Миры Рэя Брэдбери. Том 5 - Рэй Брэдбери 9 стр.


Один из полисменов, небрежно положив руку на кобуру, прищуренным глазом обвел шатер.

— Вот парень говорит…

— Говорит?! — захохотал мистер Дарк.

Уродцы подскочили и забились в припадке. Мистер Дарк слегка похлопал и огладил свои картинки, и существа в шатре тут же затихли, словно их тоже похлопали и огладили.

— О чем он может говорить? — пренебрежительно произнес мистер Дарк. — Что он мог видеть?

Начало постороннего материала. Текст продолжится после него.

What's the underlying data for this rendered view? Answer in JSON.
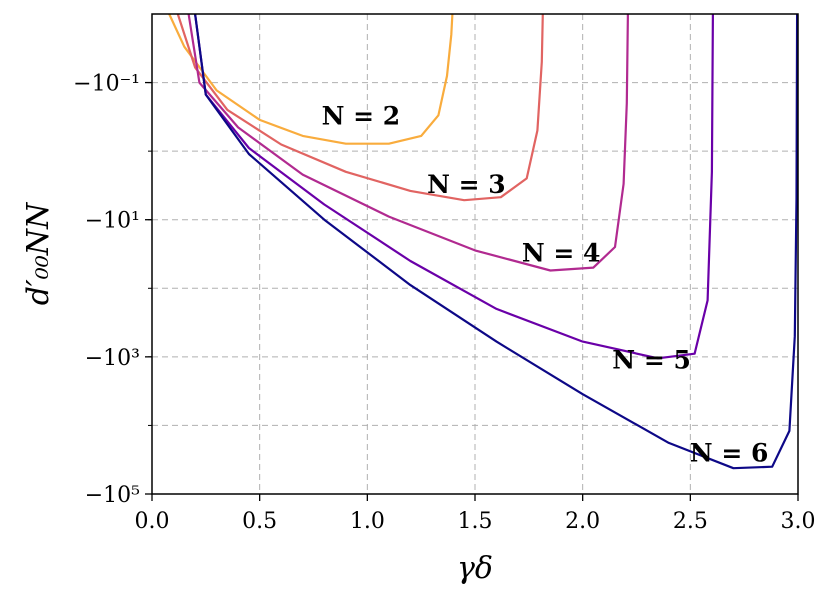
{
  "chart_data": {
    "type": "line",
    "xlabel": "γδ",
    "ylabel": "d′₀₀NN",
    "xlim": [
      0.0,
      3.0
    ],
    "ylim_log_magnitude": [
      -2,
      5
    ],
    "yscale": "symlog-negative",
    "grid": true,
    "x_ticks": [
      "0.0",
      "0.5",
      "1.0",
      "1.5",
      "2.0",
      "2.5",
      "3.0"
    ],
    "y_ticks": [
      {
        "value": -0.1,
        "label": "−10⁻¹"
      },
      {
        "value": -10,
        "label": "−10¹"
      },
      {
        "value": -1000,
        "label": "−10³"
      },
      {
        "value": -100000,
        "label": "−10⁵"
      }
    ],
    "series": [
      {
        "name": "N = 2",
        "color": "#f9ac3d",
        "x": [
          0.08,
          0.15,
          0.3,
          0.5,
          0.7,
          0.9,
          1.1,
          1.25,
          1.33,
          1.37,
          1.39,
          1.395
        ],
        "y": [
          -0.01,
          -0.03,
          -0.13,
          -0.35,
          -0.6,
          -0.78,
          -0.78,
          -0.6,
          -0.3,
          -0.08,
          -0.02,
          -0.01
        ]
      },
      {
        "name": "N = 3",
        "color": "#e16462",
        "x": [
          0.12,
          0.2,
          0.35,
          0.6,
          0.9,
          1.2,
          1.45,
          1.62,
          1.74,
          1.79,
          1.81,
          1.815
        ],
        "y": [
          -0.01,
          -0.06,
          -0.25,
          -0.8,
          -2.0,
          -3.8,
          -5.2,
          -4.7,
          -2.5,
          -0.5,
          -0.05,
          -0.01
        ]
      },
      {
        "name": "N = 4",
        "color": "#b12a90",
        "x": [
          0.17,
          0.22,
          0.4,
          0.7,
          1.1,
          1.5,
          1.85,
          2.05,
          2.15,
          2.19,
          2.205,
          2.21
        ],
        "y": [
          -0.01,
          -0.1,
          -0.45,
          -2.2,
          -9,
          -28,
          -55,
          -50,
          -25,
          -3,
          -0.2,
          -0.01
        ]
      },
      {
        "name": "N = 5",
        "color": "#6a00a8",
        "x": [
          0.2,
          0.25,
          0.45,
          0.8,
          1.2,
          1.6,
          2.0,
          2.35,
          2.52,
          2.58,
          2.6,
          2.605
        ],
        "y": [
          -0.01,
          -0.15,
          -0.9,
          -6,
          -40,
          -200,
          -600,
          -1050,
          -900,
          -150,
          -2,
          -0.01
        ]
      },
      {
        "name": "N = 6",
        "color": "#0d0887",
        "x": [
          0.2,
          0.25,
          0.45,
          0.8,
          1.2,
          1.6,
          2.0,
          2.4,
          2.7,
          2.88,
          2.96,
          2.985,
          2.993,
          2.996
        ],
        "y": [
          -0.01,
          -0.15,
          -1.1,
          -10,
          -90,
          -600,
          -3500,
          -18000,
          -42000,
          -40000,
          -12000,
          -500,
          -5,
          -0.01
        ]
      }
    ],
    "labels": [
      {
        "text": "N = 2",
        "x": 0.97,
        "y": -0.3
      },
      {
        "text": "N = 3",
        "x": 1.46,
        "y": -3.0
      },
      {
        "text": "N = 4",
        "x": 1.9,
        "y": -30
      },
      {
        "text": "N = 5",
        "x": 2.32,
        "y": -1100
      },
      {
        "text": "N = 6",
        "x": 2.68,
        "y": -25000
      }
    ]
  }
}
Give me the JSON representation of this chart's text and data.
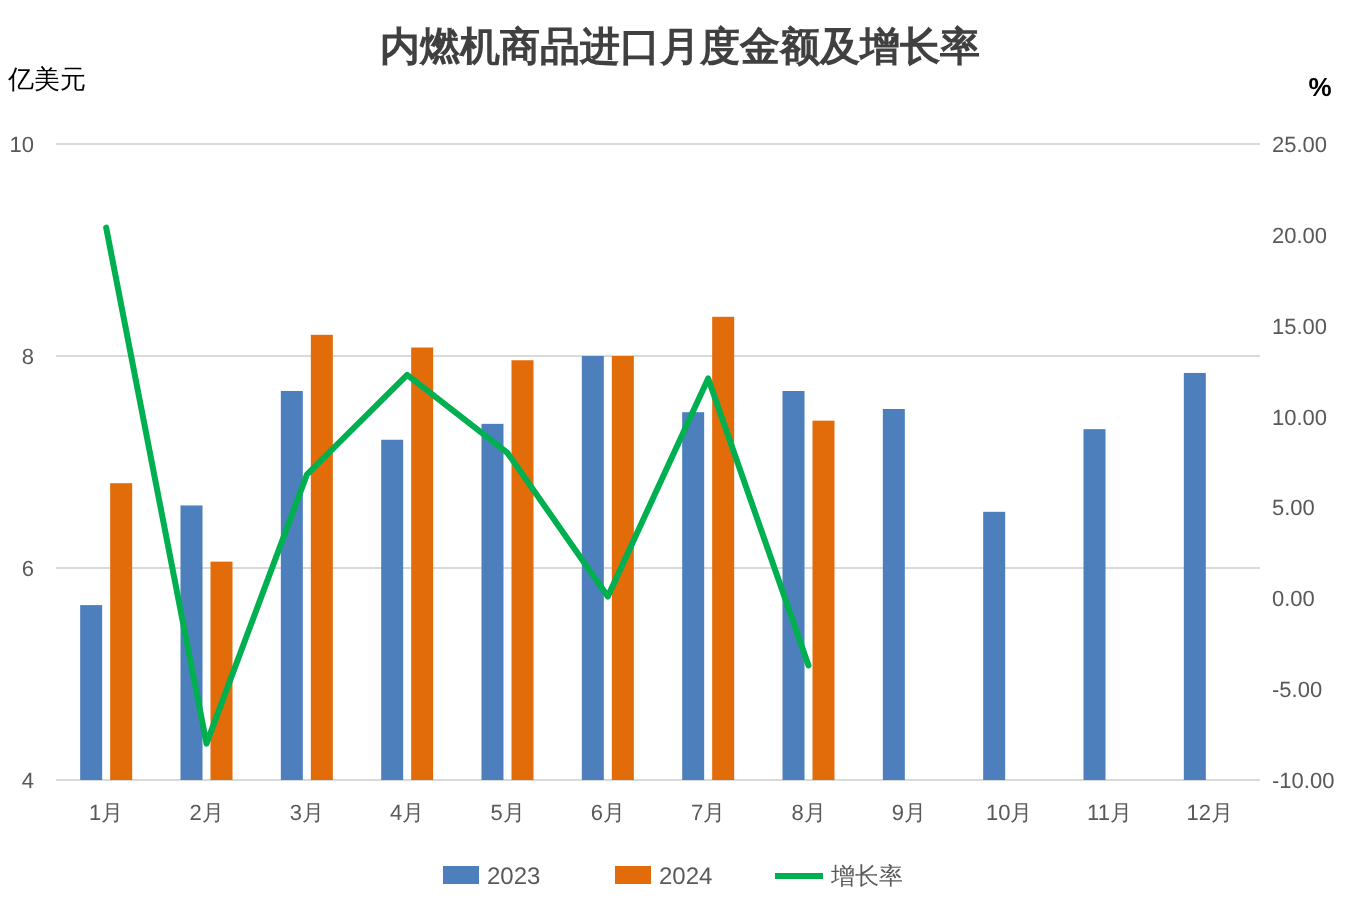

Эта публика часто пугается на представлениях. Стоит выскочить уродцу — и он уже задал стрекача. Но этой ночью, этой ночью особенно…

Полисмен, не слушая, показал пальцем на мумию, восседавшую на Электрическом Стуле.

— Это кто?

— Этот?

Вилли заметил огонь, метнувшийся в глазах мистера Дарка. Впрочем, Человек-в-Картинках тут же взял себя в руки.

— Это наш новый номер, МИСТЕР ЭЛЕКТРИКО!

— Нет! — завопил Вилли, и все повернулись к нему. — Вы только посмотрите на старика! Разве вы не видите? Он же мертвый! Его же только эти скобы да провода и держат!

Санитары как-то скептически посмотрели на узника Электрического Стула.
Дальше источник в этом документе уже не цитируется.